Yine
aradan neredeyse bir yıl geçmiş olan gezimin yazısını okuyorsunuz. Sanırım
gezdiğim yerleri hemen yazma alışkanlığına erişemeyeceğim. Şimdi diyorsunuzdur
“Nasıl hatırlıyor acaba?” çok güzel hatırlıyorum. Sanki dün gezmişim gibi.
Nasıl unuturum gördüğüm güzellikleri?
Yine bir araba yolculuğu ile
karşınızdayım. Kurban Bayramı’nın ikici günü Konya’dan çıktık yola. Varış
noktamız Düzce Gölyaka. Yaklaşık 6-7 saat sonra aile dostumuz Muharrem Amca ve
Yasemin Teyzemin evlerine vardık. Kendileri karavan ile Almanya’dan gelmişler
ve bayramda birlikte olmayı teklif etmişlerdi. Tabi bizde seve seve kabul
ettik. Geldik, dinlendik derken akşam oldu.
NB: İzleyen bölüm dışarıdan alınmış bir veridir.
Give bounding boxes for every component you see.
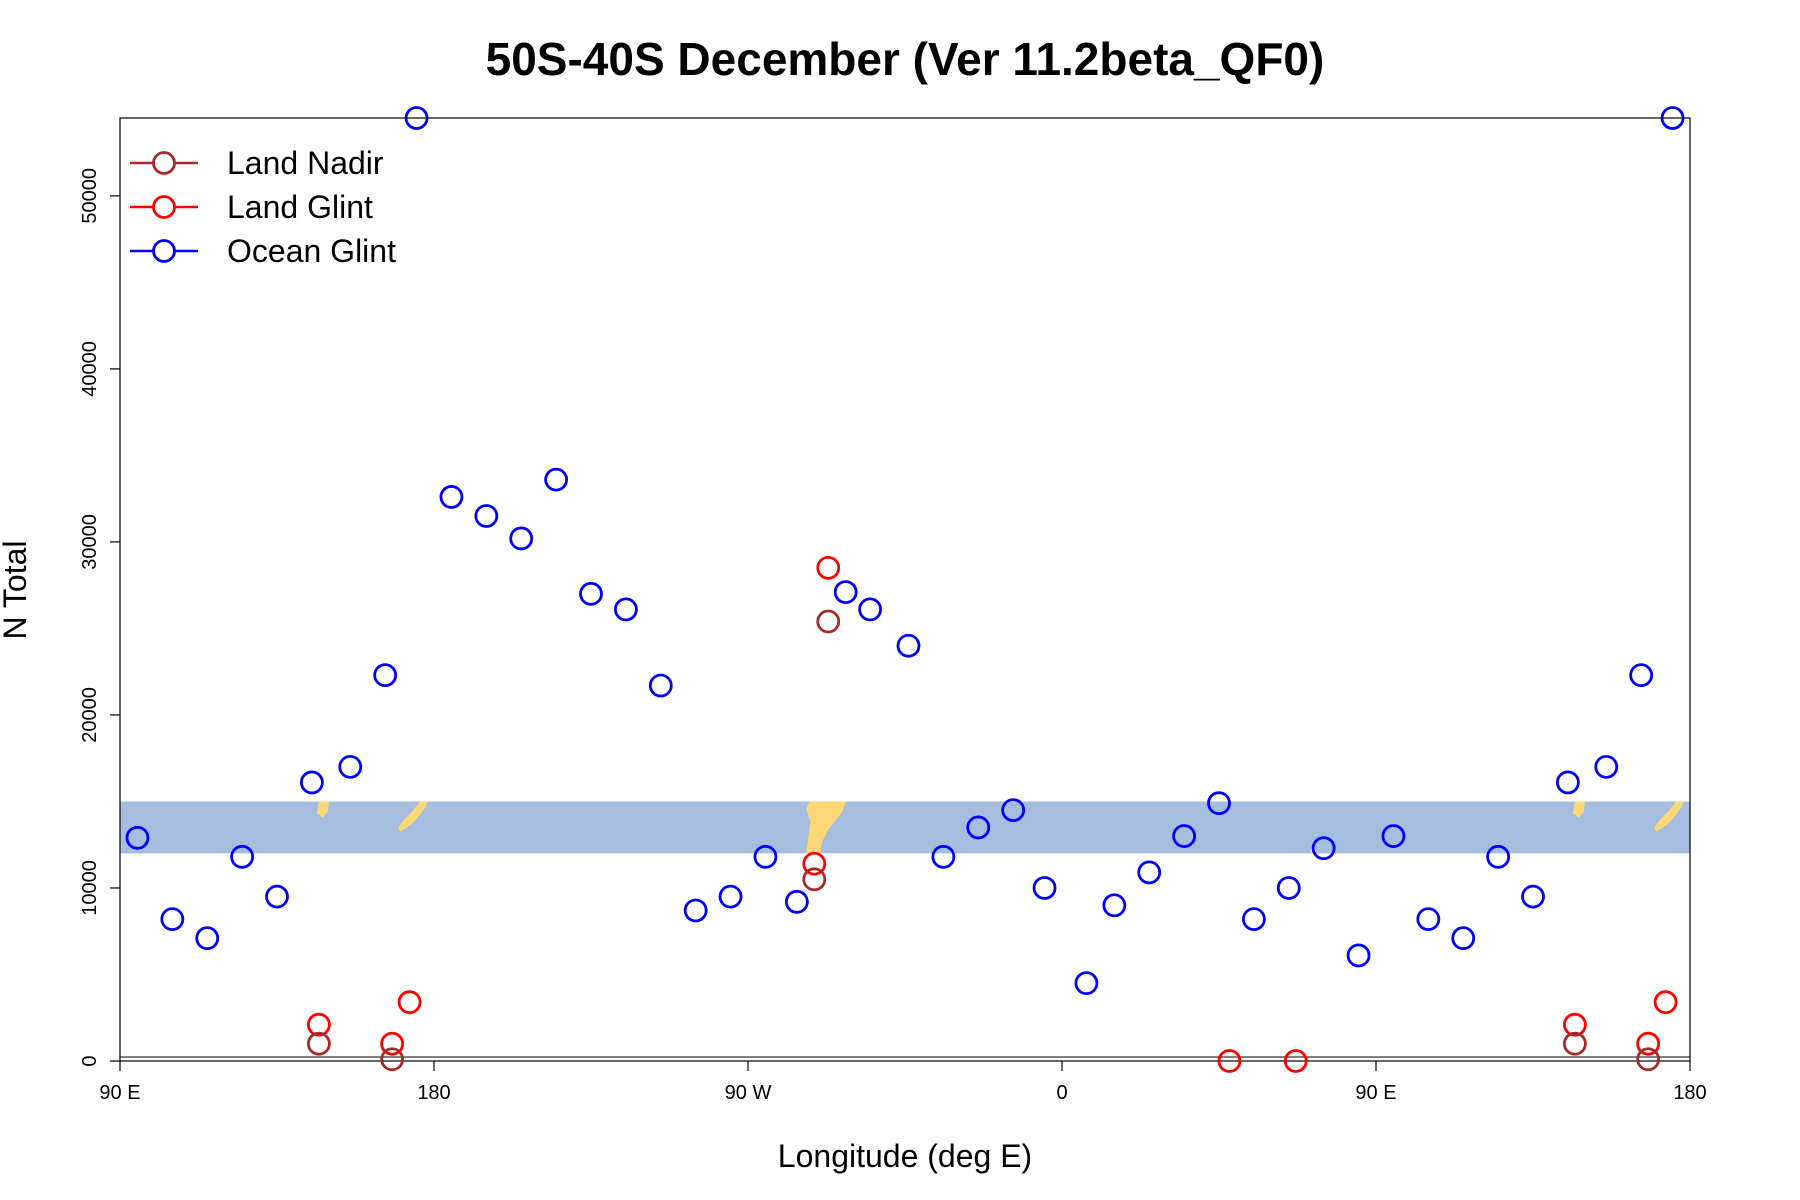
ocean-glint-point	[1629, 663, 1654, 688]
legend: Land Nadir Land Glint Ocean Glint	[130, 145, 396, 269]
ocean-glint-point	[1381, 824, 1406, 848]
legend-marker-land-nadir	[152, 151, 176, 175]
ocean-glint-point	[858, 597, 883, 622]
land-glint-point	[816, 555, 841, 580]
ocean-glint-point	[784, 889, 809, 914]
land-nadir-point	[802, 867, 827, 892]
ocean-glint-point	[1241, 907, 1266, 932]
ocean-glint-point	[833, 580, 858, 604]
land-glint-point	[380, 1031, 405, 1056]
ocean-glint-point	[753, 844, 778, 869]
ocean-glint-point	[509, 526, 534, 551]
ocean-glint-point	[474, 504, 499, 528]
y-tick-label: 10000	[79, 860, 101, 916]
tasmania-land-2	[1572, 801, 1585, 818]
ocean-glint-point	[718, 884, 743, 909]
ocean-glint-point	[299, 770, 324, 795]
ocean-glint-point	[160, 907, 185, 932]
x-tick-label: 180	[1673, 1082, 1706, 1104]
legend-label-land-glint: Land Glint	[227, 189, 373, 225]
y-axis-label: N Total	[0, 540, 33, 639]
ocean-glint-point	[1451, 926, 1476, 951]
latitude-band-fill	[120, 801, 1690, 854]
ocean-glint-point	[1276, 876, 1301, 900]
axes: 90 E 180 90 W 0 90 E 180 0 10000 20000 30000 40000…	[79, 117, 1707, 1104]
x-tick-label: 90 E	[99, 1082, 140, 1104]
data-points	[125, 106, 1685, 1073]
ocean-glint-point	[1660, 106, 1685, 130]
plot-frame	[119, 117, 1691, 1062]
land-glint-point	[1562, 1012, 1587, 1037]
land-nadir-point	[816, 609, 841, 634]
ocean-glint-point	[966, 815, 991, 840]
y-tick-label: 40000	[79, 341, 101, 397]
x-axis-label: Longitude (deg E)	[778, 1138, 1032, 1174]
x-tick-label: 0	[1056, 1082, 1067, 1104]
ocean-glint-point	[1486, 844, 1511, 869]
land-glint-point	[802, 851, 827, 876]
ocean-glint-point	[1346, 943, 1371, 968]
ocean-glint-point	[404, 106, 429, 130]
land-glint-point	[1653, 990, 1678, 1015]
ocean-glint-point	[265, 884, 289, 909]
ocean-glint-point	[896, 633, 921, 658]
land-nadir-point	[1562, 1031, 1587, 1056]
ocean-glint-point	[373, 663, 398, 688]
new-zealand-land-2	[1654, 801, 1685, 832]
tasmania-land-1	[316, 801, 329, 818]
ocean-glint-point	[544, 467, 569, 492]
y-tick-label: 50000	[79, 168, 101, 224]
ocean-glint-point	[1172, 824, 1197, 848]
legend-marker-land-glint	[152, 195, 176, 219]
ocean-glint-point	[338, 754, 363, 779]
ocean-glint-point	[1137, 860, 1162, 885]
x-tick-label: 90 W	[725, 1082, 772, 1104]
land-glint-point	[1636, 1031, 1661, 1056]
land-glint-point	[1217, 1049, 1242, 1073]
chart-title: 50S-40S December (Ver 11.2beta_QF0)	[486, 33, 1325, 85]
y-tick-label: 30000	[79, 514, 101, 570]
land-nadir-point	[380, 1047, 405, 1072]
ocean-glint-point	[579, 581, 603, 606]
ocean-glint-point	[1311, 836, 1336, 861]
legend-marker-ocean-glint	[152, 239, 176, 263]
ocean-glint-point	[1102, 893, 1127, 918]
ocean-glint-point	[931, 844, 956, 869]
ocean-glint-point	[1032, 876, 1057, 900]
land-glint-point	[397, 990, 422, 1015]
y-tick-label: 20000	[79, 687, 101, 743]
ocean-glint-point	[230, 844, 255, 869]
ocean-glint-point	[1001, 798, 1026, 823]
ocean-glint-point	[1521, 884, 1545, 909]
new-zealand-land-1	[398, 801, 429, 832]
land-glint-point	[1283, 1049, 1308, 1073]
ocean-glint-point	[1594, 754, 1619, 779]
land-nadir-point	[1636, 1047, 1661, 1072]
ocean-glint-point	[1074, 971, 1099, 996]
ocean-glint-point	[125, 825, 150, 850]
legend-label-land-nadir: Land Nadir	[227, 145, 384, 181]
land-glint-point	[306, 1012, 331, 1037]
ocean-glint-point	[1555, 770, 1580, 795]
ocean-glint-point	[613, 597, 638, 622]
ocean-glint-point	[439, 485, 464, 509]
x-tick-label: 90 E	[1355, 1082, 1396, 1104]
y-tick-label: 0	[79, 1055, 101, 1066]
ocean-glint-point	[648, 673, 673, 698]
south-america-land	[806, 801, 847, 854]
x-tick-label: 180	[417, 1082, 450, 1104]
ocean-glint-point	[1207, 791, 1231, 816]
land-masses	[316, 801, 1685, 855]
land-nadir-point	[306, 1031, 331, 1056]
legend-label-ocean-glint: Ocean Glint	[227, 233, 396, 269]
ocean-glint-point	[683, 898, 708, 923]
latitude-band	[120, 801, 1690, 854]
ocean-glint-point	[1416, 907, 1441, 932]
ocean-glint-point	[195, 926, 220, 951]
Sabah kahvaltıyı Abant Gölü yakınlarında Sinekli Yaylasında yapalım
dedik. Karavan ile başladı yolculuğumuz. Hep hayalimdi karavan ile dünyayı
gezmek tabi ben Düzce’yi gezdim. Sanırım buda hayallere doğru atılan bir adım
olmalı. Dağlar yeşil bir örtüyle kaplanmıştı sanki. Gökyüzünün maviliği ile bir
tablo oluşturmuştu. Temiz havanın etkisi ile açlığımız iyice açığa çıktı.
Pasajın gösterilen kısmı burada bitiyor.